Whilst numerically, the figures may sound unimpressive – this should not be a surprise.

The first reason why the figures are not higher is that the offence only came into force on 29 December 2015 - and is therefore a relatively new offence. This means that both the Police and the Prosecutors may be less willing to use this charge as they are unclear as to the breath and ambit of the offence.

The second reason is that the offence created under Section 76 of the Serious Crime Act 2015 is capable of encompassing such broad criminal conduct, that the acts alleged will often constitute an existing specific criminal offence.

The Home Office Guidance: Controlling or Coercive Behaviour in an Intimate or Family Relationship suggest that the following types of behaviour may be controlling or coercive for the purposes of an offence under Section 76 of the Serious Crime Act 2015:

  • “Isolating a person from their friends and family;
  • depriving them of their basic needs;
  • monitoring their time;
  • monitoring a person via online communication tools or using spyware;
  • taking control over aspects of their everyday life, such as where they can go, who they can see, what to wear and when they can sleep;
  • depriving them of access to support services, such as specialist support or medical services;
  • repeatedly putting them down such as telling them they are worthless;
  • enforcing rules and activity which humiliate, degrade or dehumanise the victim;
  • forcing the victim to take part in criminal activity such as shoplifting, neglect or abuse of children to encourage self-blame and prevent disclosure to authorities;
  • financial abuse including control of finances, such as only allowing a person a punitive allowance;
  • threats to hurt or kill;
  • threats to a child;
  • threats to reveal or publish private information (e.g. threatening to ‘out’ someone).
  • assault;
  • criminal damage (such as destruction of household goods);
  • rape;
  • preventing a person from having access to transport or from working.”

It is clear that a significant number of these behaviours are already statutory offences.

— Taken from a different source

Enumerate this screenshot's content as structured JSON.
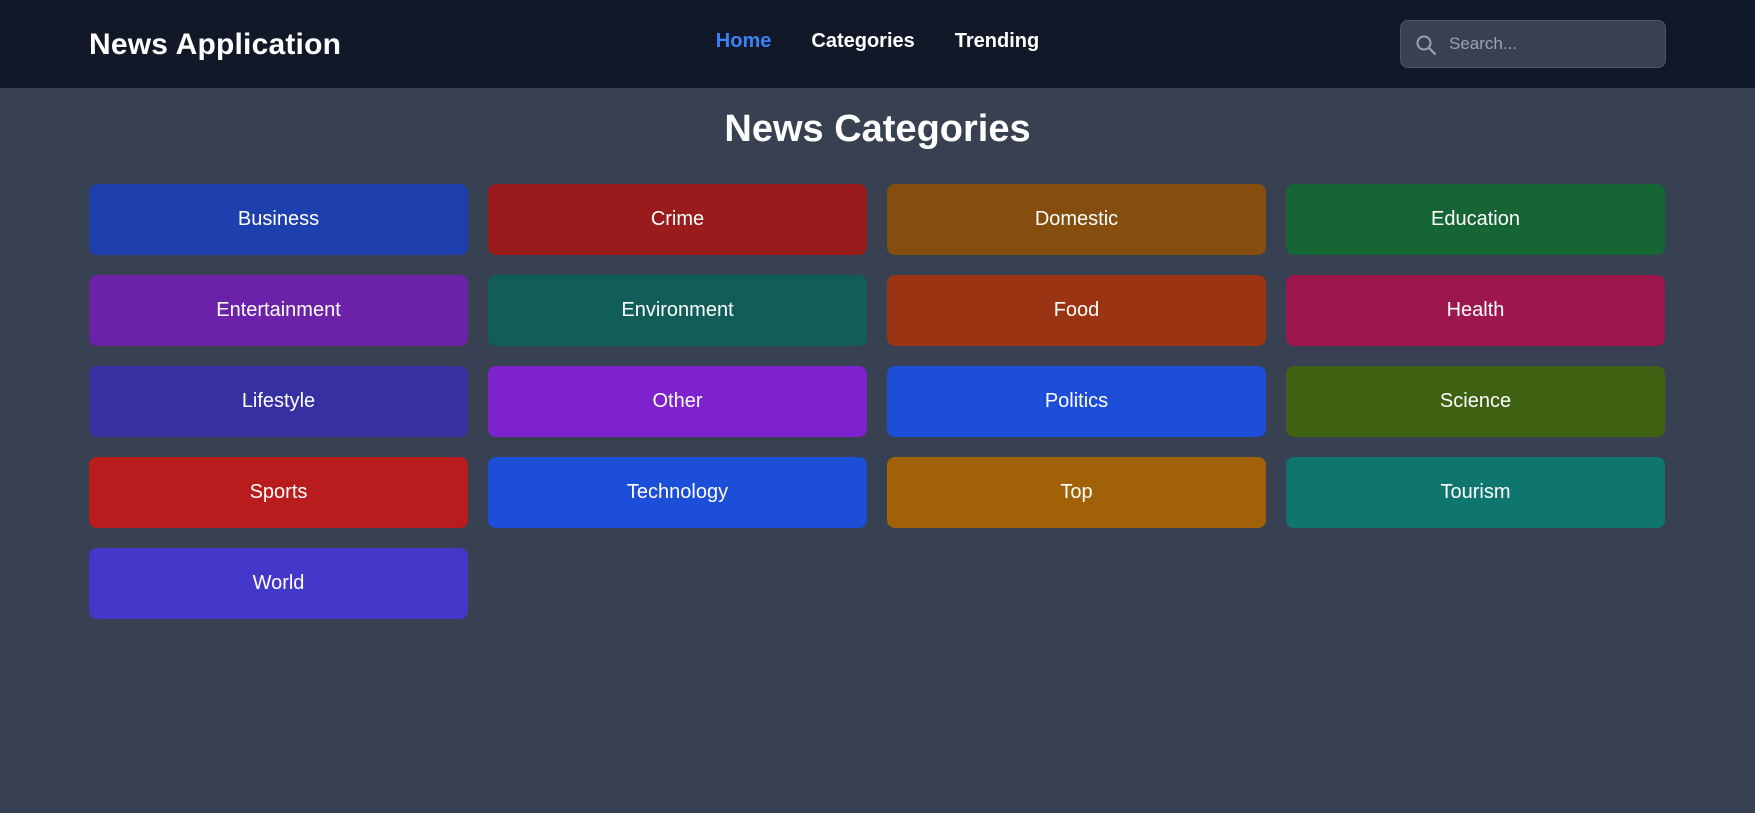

Therefore, the Police and CPS can be forgiven for laying more appropriate charges of, for example: threats to kill, assault, criminal damage and rape, rather than the less specific Controlling or Coercive behaviour offence.

Moreover, there are also other offences such as harassment and stalking which cover a broad array of controlling or coercive behaviour and may be used appropriately by the Police and CPS.

Analysis

The purpose of introducing the offence of controlling and coercive behaviour was to provide a tool for the Police and Prosecutors to address behaviour in on-going relationships between intimate partners or family members, which may not otherwise have been caught by existing criminal offences.

The rationale for the offence is explained in The Home Office Guidance: Controlling or Coercive Behaviour in an Intimate or Family Relationship as:

The offence closes a gap in the law around patterns of controlling or coercive behaviour that occurs during a relationship between intimate partners, former partners who still live together or family members.

The offence is therefore aimed at targeting the conduct that would otherwise potentially fall outside the ambit of previously existing statutory offences. The seemingly low numbers of charges should not be seen to be evidence of a failure; rather, it may be an indication that the offence is being applied in appropriate instances that are not already covered by existing statutory offences.